Hyundai Motor India Limited (HMIL) announced its unaudited financial results for the second quarter and half year of FY 2025–26, recording a…
Author: News Desk

Hyundai Motor India Limited (HMIL) announced its unaudited financial results for the second quarter and half year of FY 2025–26, recording a strong performance across major financial indicators. The company reported a Profit After Tax (PAT) of INR 15,723 million, reflecting a 14.3% growth compared to the same period last year. EBITDA stood at INR 24,289 million, marking a 10.1% year-on-year increase, while the EBITDA margin improved to 13.9%.
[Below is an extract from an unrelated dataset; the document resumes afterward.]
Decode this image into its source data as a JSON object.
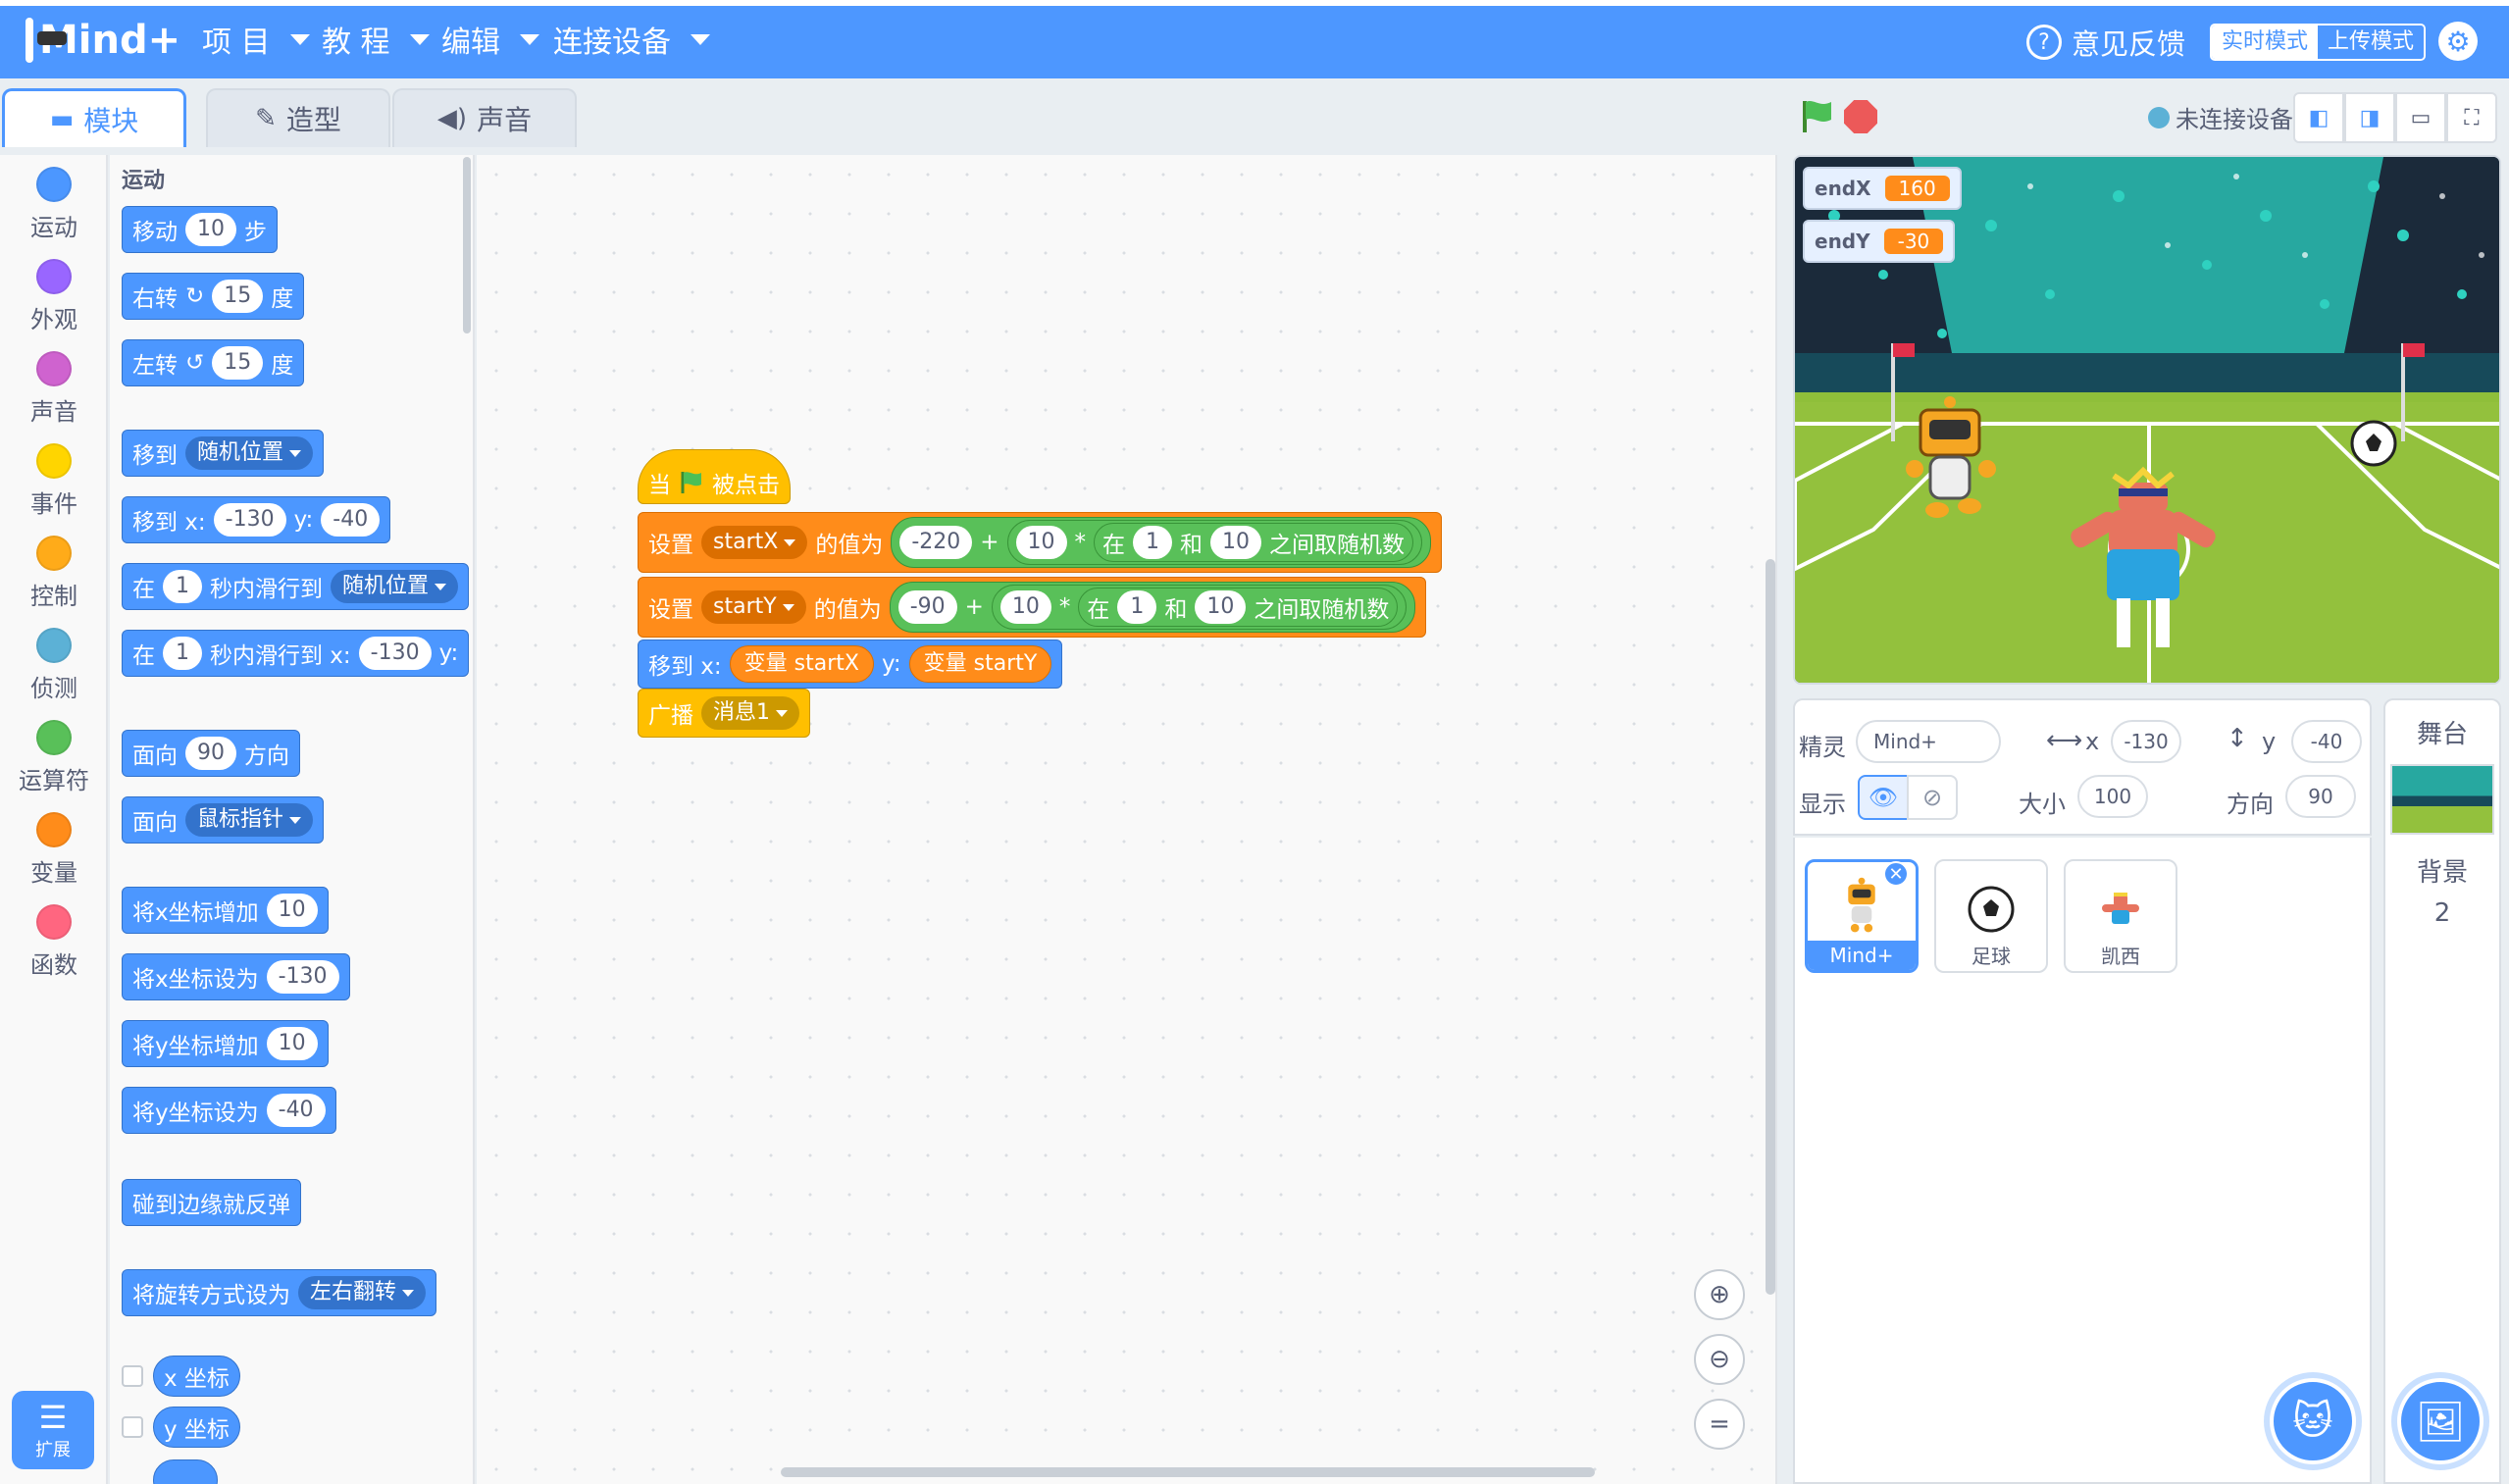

The growth was driven by a combination of factors including GST 2.0 reforms, festive demand, and strong rural market contributions. Hyundai achieved its highest-ever domestic SUV contribution at 71.1%, highlighting the continued popularity of its SUV lineup among Indian customers. The company also recorded its highest rural contribution of 23.6%, supported by a robust push in non-urban markets. Export momentum remained strong as well, with volumes rising by 21.5% year-on-year, contributing 27% to the company’s total sales volumes. Overall revenue for the quarter reached INR 174,608 million, showing a modest yet steady 1.2% growth compared to the previous year.
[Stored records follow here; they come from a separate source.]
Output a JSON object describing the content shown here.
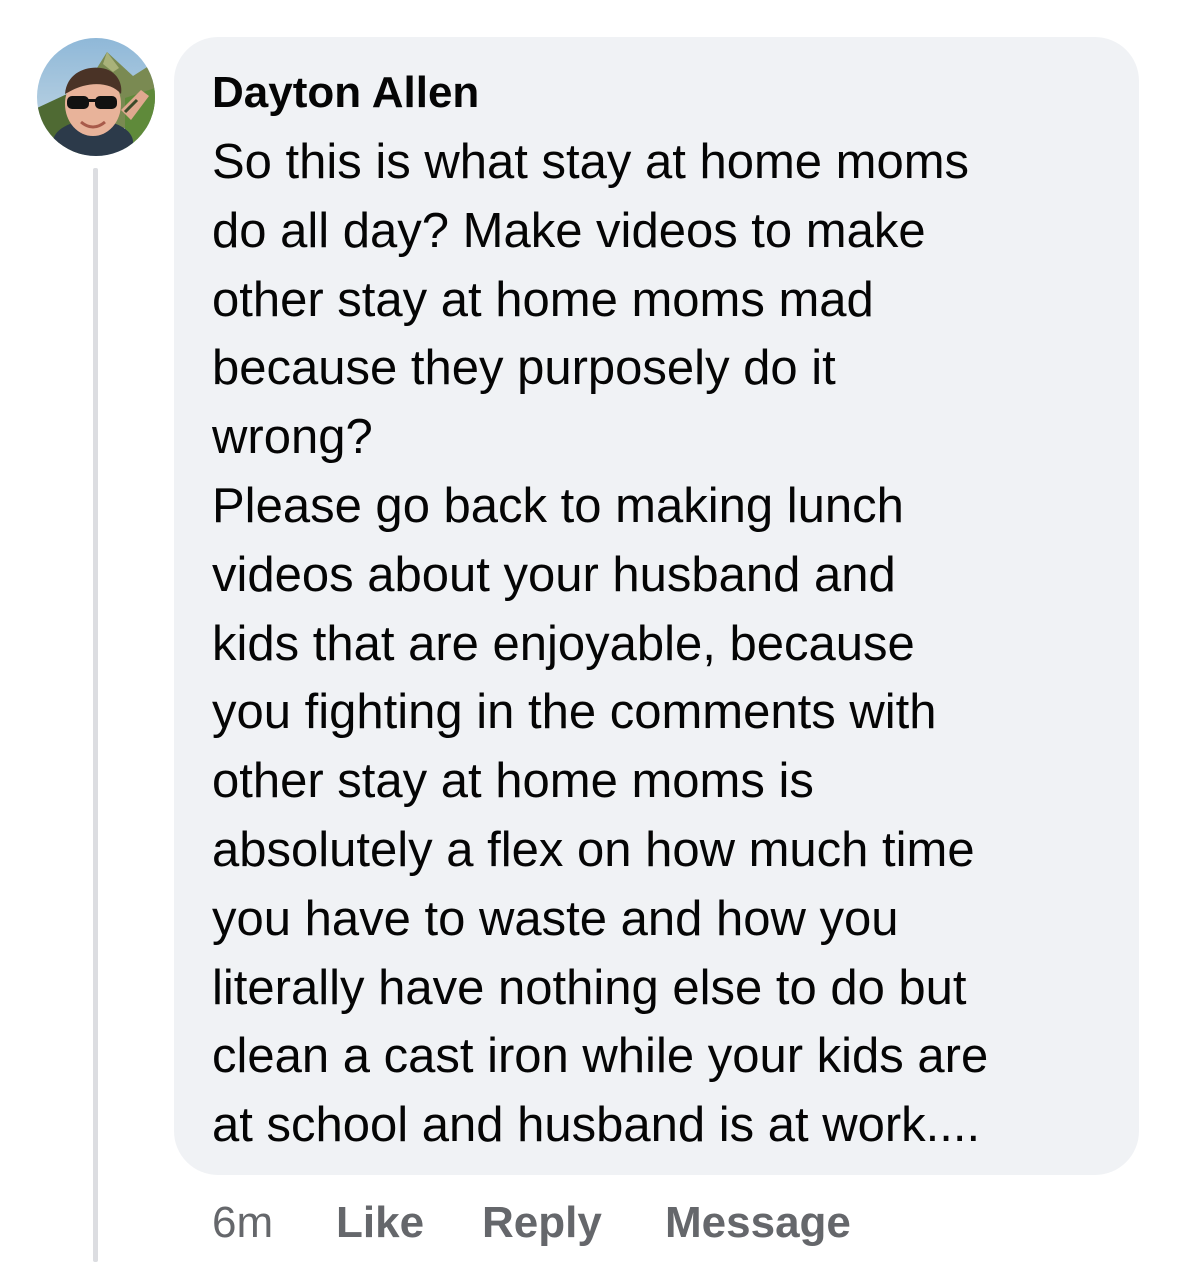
{
  "comment": {
    "author": "Dayton Allen",
    "avatar_icon": "profile-photo-man-sunglasses-mountains",
    "body_lines": [
      "So this is what stay at home moms",
      "do all day?  Make videos to make",
      "other stay at home moms mad",
      "because they purposely do it",
      "wrong?",
      "Please go back to making lunch",
      "videos about your husband and",
      "kids that are enjoyable, because",
      "you fighting in the comments with",
      "other stay at home moms is",
      "absolutely a flex on how much time",
      "you have to waste and how you",
      "literally have nothing else to do but",
      "clean a cast iron while your kids are",
      "at school and husband is at work...."
    ],
    "timestamp": "6m",
    "like_label": "Like",
    "reply_label": "Reply",
    "message_label": "Message"
  },
  "colors": {
    "bubble_bg": "#f0f2f5",
    "text": "#050505",
    "secondary_text": "#65676b",
    "thread_line": "#dcdde1"
  }
}
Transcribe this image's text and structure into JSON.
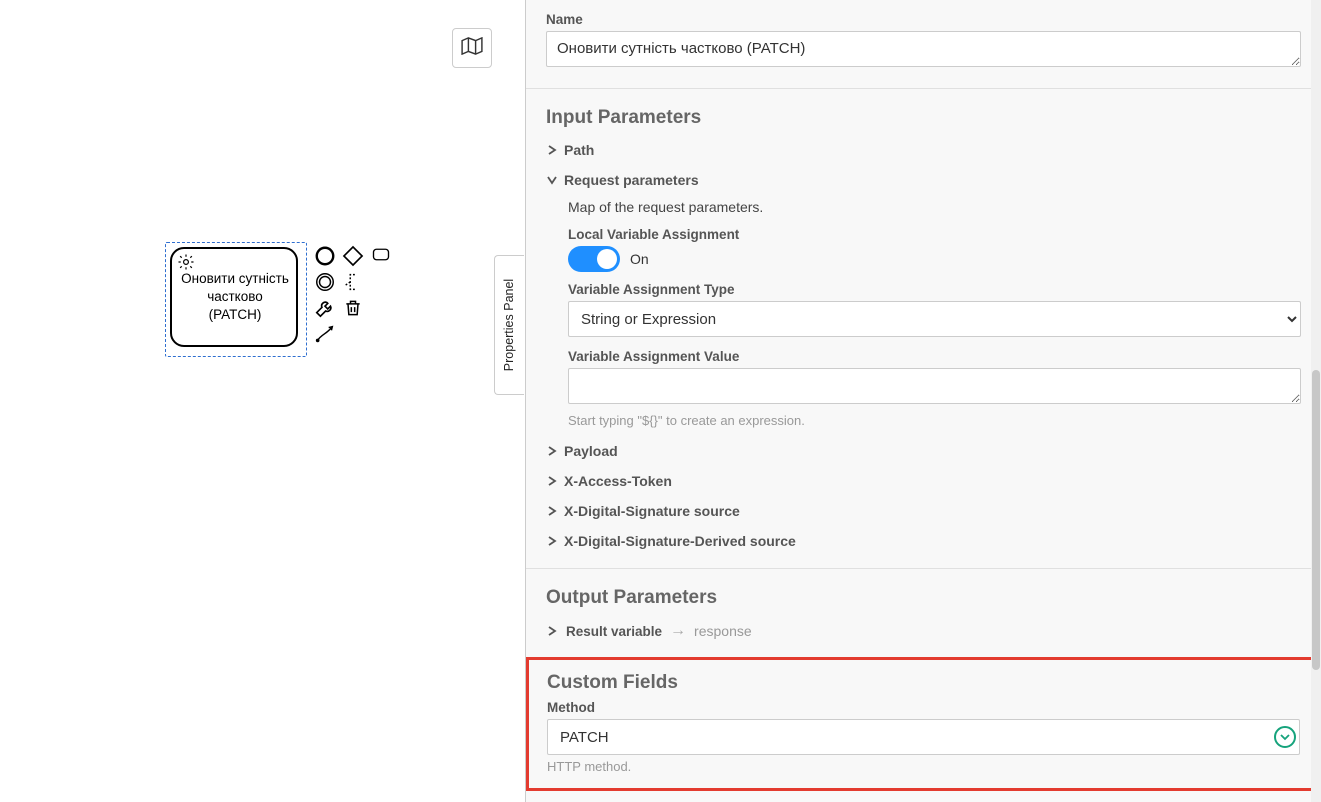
{
  "canvas": {
    "node_label": "Оновити сутність частково (PATCH)"
  },
  "panel_tab": "Properties Panel",
  "name": {
    "label": "Name",
    "value": "Оновити сутність частково (PATCH)"
  },
  "input_params": {
    "title": "Input Parameters",
    "path_label": "Path",
    "request_params_label": "Request parameters",
    "request_params_desc": "Map of the request parameters.",
    "local_var_label": "Local Variable Assignment",
    "local_var_state": "On",
    "var_type_label": "Variable Assignment Type",
    "var_type_value": "String or Expression",
    "var_value_label": "Variable Assignment Value",
    "var_value_value": "",
    "var_value_hint": "Start typing \"${}\" to create an expression.",
    "payload_label": "Payload",
    "xaccess_label": "X-Access-Token",
    "xdigsig_label": "X-Digital-Signature source",
    "xdigsigd_label": "X-Digital-Signature-Derived source"
  },
  "output_params": {
    "title": "Output Parameters",
    "result_var_label": "Result variable",
    "result_var_value": "response"
  },
  "custom_fields": {
    "title": "Custom Fields",
    "method_label": "Method",
    "method_value": "PATCH",
    "method_hint": "HTTP method."
  }
}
Commenting on the results, Mr. Unsoo Kim, Managing Director of Hyundai Motor India Limited, said that the company delivered a solid financial performance during the quarter across all key parameters, with clear improvements in both revenue and profitability. He further added that the EBITDA margin of nearly 14% stands as a testament to Hyundai’s “Quality of Growth” strategy, supported by cost optimization and a strong export performance. Mr. Kim emphasized that the transformative GST reforms have acted as a catalyst for growth, and Hyundai aims to maintain its momentum for the remainder of the year while surpassing its FY26 export targets.